Baleen includes a number of Gazetteer annotators, which will extract entities from text based on a list of entities you are interested in. There are two formats used by Baleen for gazetteers, both of which are described below to allow you to create your own.

File Based Gazetteers

File based gazetteers are the easiest format for creating a gazetteer, and are essentially text files. Each line is treated as a separate entry in the gazetteer, with aliases for the same terms (e.g. USA and United States of America) comma separated on the same line. It is possible to change this separator to a different character in the annotator configuration.

For example:

usa, united states, united states of america
uk, united kingdom, united kingdom of great britain and northern ireland
france
germany
spain

Mongo Based Gazetteers

Mongo based gazetteers are a lot more powerful, but not as easy to configure. Each document within Mongo is treated as a separate entry in the gazetteer, and if you wish to specify aliases then you can use an array instead of a single value. By default, the field containing the value is called value, although this can be configured in the annotator.

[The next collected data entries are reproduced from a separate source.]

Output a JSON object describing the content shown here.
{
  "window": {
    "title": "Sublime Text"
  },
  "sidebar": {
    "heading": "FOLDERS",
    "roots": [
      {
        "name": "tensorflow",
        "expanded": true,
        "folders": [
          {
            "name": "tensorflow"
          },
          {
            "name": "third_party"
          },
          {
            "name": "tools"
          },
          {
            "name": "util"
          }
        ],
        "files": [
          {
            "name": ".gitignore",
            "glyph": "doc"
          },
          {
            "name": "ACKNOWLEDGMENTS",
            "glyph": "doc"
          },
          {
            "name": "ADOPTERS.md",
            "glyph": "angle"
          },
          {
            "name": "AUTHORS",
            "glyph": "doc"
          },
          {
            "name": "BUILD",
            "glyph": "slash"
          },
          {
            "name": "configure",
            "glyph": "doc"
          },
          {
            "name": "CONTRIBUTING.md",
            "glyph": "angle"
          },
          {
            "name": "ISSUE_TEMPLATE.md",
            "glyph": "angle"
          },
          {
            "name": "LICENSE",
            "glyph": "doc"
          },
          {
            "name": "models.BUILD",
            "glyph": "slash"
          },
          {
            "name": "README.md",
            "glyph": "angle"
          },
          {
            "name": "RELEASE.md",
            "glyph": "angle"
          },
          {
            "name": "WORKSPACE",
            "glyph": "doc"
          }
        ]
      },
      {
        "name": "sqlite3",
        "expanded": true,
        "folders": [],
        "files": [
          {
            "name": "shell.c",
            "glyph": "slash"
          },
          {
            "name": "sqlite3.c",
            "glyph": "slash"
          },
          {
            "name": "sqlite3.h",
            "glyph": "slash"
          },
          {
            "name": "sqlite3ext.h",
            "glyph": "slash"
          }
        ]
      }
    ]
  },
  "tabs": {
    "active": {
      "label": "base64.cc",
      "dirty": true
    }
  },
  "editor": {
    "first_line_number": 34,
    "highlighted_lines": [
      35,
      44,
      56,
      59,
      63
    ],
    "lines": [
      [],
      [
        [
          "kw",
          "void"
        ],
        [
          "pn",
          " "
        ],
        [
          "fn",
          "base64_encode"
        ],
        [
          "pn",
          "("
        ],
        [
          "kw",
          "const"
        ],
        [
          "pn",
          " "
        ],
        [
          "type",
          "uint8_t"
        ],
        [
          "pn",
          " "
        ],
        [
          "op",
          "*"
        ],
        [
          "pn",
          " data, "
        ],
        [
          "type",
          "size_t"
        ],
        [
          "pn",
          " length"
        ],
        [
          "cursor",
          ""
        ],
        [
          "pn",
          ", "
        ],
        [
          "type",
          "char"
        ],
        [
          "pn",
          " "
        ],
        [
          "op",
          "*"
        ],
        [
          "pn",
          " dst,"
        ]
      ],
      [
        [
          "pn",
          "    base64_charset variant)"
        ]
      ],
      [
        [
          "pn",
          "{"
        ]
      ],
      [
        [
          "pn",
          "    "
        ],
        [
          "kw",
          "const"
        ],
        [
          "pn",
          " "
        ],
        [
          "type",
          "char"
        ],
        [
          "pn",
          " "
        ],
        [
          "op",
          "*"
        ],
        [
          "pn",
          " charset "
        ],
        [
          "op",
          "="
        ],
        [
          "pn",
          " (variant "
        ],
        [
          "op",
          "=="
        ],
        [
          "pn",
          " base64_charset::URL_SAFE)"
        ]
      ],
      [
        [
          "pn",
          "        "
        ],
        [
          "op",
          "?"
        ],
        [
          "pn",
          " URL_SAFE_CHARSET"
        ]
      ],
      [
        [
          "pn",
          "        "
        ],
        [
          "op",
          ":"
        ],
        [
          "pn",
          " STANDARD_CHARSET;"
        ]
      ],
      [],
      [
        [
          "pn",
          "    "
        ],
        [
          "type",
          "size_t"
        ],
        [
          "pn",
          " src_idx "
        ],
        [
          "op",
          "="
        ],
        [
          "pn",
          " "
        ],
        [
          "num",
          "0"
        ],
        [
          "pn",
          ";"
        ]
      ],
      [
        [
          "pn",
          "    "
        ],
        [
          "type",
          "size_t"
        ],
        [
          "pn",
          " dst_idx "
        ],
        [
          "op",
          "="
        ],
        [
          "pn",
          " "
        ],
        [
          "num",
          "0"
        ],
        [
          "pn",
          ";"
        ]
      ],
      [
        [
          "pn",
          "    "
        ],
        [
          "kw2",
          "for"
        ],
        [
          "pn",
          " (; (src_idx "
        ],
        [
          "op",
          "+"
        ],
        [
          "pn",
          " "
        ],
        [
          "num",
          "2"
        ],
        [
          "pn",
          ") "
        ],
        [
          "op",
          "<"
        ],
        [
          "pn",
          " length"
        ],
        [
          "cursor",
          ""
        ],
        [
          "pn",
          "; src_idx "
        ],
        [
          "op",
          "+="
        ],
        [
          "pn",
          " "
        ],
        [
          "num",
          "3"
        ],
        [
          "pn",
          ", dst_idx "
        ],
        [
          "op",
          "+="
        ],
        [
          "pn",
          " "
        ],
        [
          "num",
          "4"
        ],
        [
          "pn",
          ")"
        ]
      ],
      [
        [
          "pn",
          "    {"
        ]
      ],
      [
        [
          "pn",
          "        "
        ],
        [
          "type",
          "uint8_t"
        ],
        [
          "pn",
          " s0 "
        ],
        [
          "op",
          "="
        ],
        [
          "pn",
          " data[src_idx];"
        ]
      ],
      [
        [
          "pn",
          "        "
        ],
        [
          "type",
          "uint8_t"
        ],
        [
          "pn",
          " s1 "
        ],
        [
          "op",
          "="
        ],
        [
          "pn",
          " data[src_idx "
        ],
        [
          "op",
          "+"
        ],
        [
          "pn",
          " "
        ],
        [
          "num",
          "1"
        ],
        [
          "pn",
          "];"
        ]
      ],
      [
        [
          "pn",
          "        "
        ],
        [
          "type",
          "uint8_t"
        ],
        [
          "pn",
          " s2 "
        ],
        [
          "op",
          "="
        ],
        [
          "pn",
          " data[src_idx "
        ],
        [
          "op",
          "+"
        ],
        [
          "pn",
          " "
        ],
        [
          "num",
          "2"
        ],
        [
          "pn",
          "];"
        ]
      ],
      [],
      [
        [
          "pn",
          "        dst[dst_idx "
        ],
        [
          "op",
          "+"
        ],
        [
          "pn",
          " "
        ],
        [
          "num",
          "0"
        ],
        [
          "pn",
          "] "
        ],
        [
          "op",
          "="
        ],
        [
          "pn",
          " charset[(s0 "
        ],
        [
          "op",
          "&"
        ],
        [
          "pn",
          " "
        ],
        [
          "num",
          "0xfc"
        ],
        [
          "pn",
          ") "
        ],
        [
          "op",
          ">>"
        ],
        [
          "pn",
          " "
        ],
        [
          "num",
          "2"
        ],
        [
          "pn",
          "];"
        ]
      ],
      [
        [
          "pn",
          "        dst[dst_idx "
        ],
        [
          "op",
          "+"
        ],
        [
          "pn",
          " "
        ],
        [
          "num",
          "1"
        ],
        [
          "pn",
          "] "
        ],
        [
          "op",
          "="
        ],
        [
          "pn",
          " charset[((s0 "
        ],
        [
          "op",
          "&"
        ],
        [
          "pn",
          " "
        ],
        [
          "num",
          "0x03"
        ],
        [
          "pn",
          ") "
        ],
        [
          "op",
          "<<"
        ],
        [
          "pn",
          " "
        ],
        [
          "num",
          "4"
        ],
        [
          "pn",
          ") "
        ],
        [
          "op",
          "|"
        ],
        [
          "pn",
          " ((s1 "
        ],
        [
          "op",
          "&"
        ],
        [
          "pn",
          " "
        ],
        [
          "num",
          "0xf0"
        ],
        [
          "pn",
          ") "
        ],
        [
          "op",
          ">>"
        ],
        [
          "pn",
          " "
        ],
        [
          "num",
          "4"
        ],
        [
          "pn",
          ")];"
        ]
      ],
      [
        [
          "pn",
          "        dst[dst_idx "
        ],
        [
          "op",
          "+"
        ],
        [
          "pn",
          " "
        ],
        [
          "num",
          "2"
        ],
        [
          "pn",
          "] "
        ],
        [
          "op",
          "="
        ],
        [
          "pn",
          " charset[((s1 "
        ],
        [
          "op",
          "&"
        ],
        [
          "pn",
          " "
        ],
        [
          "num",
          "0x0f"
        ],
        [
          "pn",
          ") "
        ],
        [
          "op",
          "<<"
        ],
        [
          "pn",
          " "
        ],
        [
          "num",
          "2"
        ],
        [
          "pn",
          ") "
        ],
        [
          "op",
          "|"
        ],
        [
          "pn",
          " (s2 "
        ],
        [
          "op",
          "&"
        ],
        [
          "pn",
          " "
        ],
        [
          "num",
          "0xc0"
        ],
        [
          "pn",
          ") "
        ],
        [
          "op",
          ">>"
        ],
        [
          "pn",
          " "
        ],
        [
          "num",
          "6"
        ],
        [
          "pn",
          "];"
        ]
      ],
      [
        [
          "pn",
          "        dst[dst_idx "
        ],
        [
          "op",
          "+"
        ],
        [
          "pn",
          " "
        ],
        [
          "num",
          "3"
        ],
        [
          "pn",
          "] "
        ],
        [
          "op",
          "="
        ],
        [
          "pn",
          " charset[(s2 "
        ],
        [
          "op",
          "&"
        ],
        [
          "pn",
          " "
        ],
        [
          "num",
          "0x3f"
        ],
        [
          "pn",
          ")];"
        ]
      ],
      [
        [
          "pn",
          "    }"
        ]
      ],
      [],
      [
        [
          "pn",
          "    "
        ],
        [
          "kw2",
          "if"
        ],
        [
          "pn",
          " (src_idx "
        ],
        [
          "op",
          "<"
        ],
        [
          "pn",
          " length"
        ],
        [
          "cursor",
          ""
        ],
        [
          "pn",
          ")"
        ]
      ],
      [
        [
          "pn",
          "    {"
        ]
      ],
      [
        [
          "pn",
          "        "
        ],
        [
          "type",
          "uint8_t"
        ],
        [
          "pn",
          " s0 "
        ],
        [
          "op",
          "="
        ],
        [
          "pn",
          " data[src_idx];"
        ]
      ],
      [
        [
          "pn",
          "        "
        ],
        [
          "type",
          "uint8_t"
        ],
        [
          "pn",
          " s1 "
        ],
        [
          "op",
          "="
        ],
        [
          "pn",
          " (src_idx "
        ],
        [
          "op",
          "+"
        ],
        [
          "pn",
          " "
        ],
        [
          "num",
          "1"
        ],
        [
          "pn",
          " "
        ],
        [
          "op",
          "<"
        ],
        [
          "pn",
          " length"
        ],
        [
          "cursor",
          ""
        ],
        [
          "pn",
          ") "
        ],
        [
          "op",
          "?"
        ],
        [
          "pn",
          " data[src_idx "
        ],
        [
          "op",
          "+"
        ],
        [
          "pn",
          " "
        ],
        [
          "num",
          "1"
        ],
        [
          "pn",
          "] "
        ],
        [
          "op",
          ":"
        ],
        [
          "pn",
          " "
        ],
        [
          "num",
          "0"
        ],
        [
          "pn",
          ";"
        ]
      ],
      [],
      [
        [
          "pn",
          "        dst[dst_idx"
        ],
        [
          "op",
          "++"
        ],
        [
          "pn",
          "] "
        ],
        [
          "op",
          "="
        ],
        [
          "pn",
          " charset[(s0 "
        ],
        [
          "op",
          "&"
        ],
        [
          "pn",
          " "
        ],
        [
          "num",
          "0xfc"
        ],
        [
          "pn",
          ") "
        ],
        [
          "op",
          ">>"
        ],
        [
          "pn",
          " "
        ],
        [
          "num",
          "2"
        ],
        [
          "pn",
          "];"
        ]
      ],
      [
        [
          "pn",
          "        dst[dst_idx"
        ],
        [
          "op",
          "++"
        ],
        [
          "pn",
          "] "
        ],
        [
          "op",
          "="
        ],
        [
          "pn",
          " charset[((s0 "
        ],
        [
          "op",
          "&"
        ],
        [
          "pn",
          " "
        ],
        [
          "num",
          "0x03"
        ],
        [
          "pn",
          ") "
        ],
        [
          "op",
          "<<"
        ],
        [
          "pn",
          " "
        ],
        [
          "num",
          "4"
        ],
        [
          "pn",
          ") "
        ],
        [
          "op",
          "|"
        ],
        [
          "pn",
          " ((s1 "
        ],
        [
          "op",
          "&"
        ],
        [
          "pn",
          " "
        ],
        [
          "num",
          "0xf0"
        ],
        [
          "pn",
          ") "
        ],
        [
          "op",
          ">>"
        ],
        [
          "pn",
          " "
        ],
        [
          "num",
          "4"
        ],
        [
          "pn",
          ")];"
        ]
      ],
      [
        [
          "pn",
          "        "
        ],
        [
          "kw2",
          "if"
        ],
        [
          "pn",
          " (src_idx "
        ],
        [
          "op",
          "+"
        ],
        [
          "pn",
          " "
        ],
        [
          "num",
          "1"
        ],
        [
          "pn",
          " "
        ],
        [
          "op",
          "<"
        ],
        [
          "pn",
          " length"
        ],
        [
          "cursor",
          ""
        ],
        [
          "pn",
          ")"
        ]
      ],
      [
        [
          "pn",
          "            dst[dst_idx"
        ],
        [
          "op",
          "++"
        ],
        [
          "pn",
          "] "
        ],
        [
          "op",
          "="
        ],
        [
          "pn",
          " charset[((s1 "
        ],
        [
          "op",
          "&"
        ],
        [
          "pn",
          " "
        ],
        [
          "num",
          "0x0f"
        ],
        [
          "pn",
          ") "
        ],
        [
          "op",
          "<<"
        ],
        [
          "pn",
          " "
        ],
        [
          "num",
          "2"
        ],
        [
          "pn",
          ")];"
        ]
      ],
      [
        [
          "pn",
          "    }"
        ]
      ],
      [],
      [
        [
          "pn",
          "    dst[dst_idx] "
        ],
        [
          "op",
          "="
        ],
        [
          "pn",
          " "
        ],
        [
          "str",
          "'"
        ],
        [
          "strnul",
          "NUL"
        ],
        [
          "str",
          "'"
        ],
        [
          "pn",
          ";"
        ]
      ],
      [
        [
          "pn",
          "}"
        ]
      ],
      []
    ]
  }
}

If there are additional fields in the Mongo document that have the same name as a property on the type you are creating (e.g. geoJson on the Location type), then this information will be added to the annotation in the relevant property.

For example:

{
	"value": [
		"london",
		"londres"
	],
	"geoJson": {
		"type": "Point",
		"coordinates": [
			-0.117,
			51.500
		]
	}
}

There are a number of different gazetteer annotators that use a Mongo database. For more information, refer to the Javadoc included within Baleen.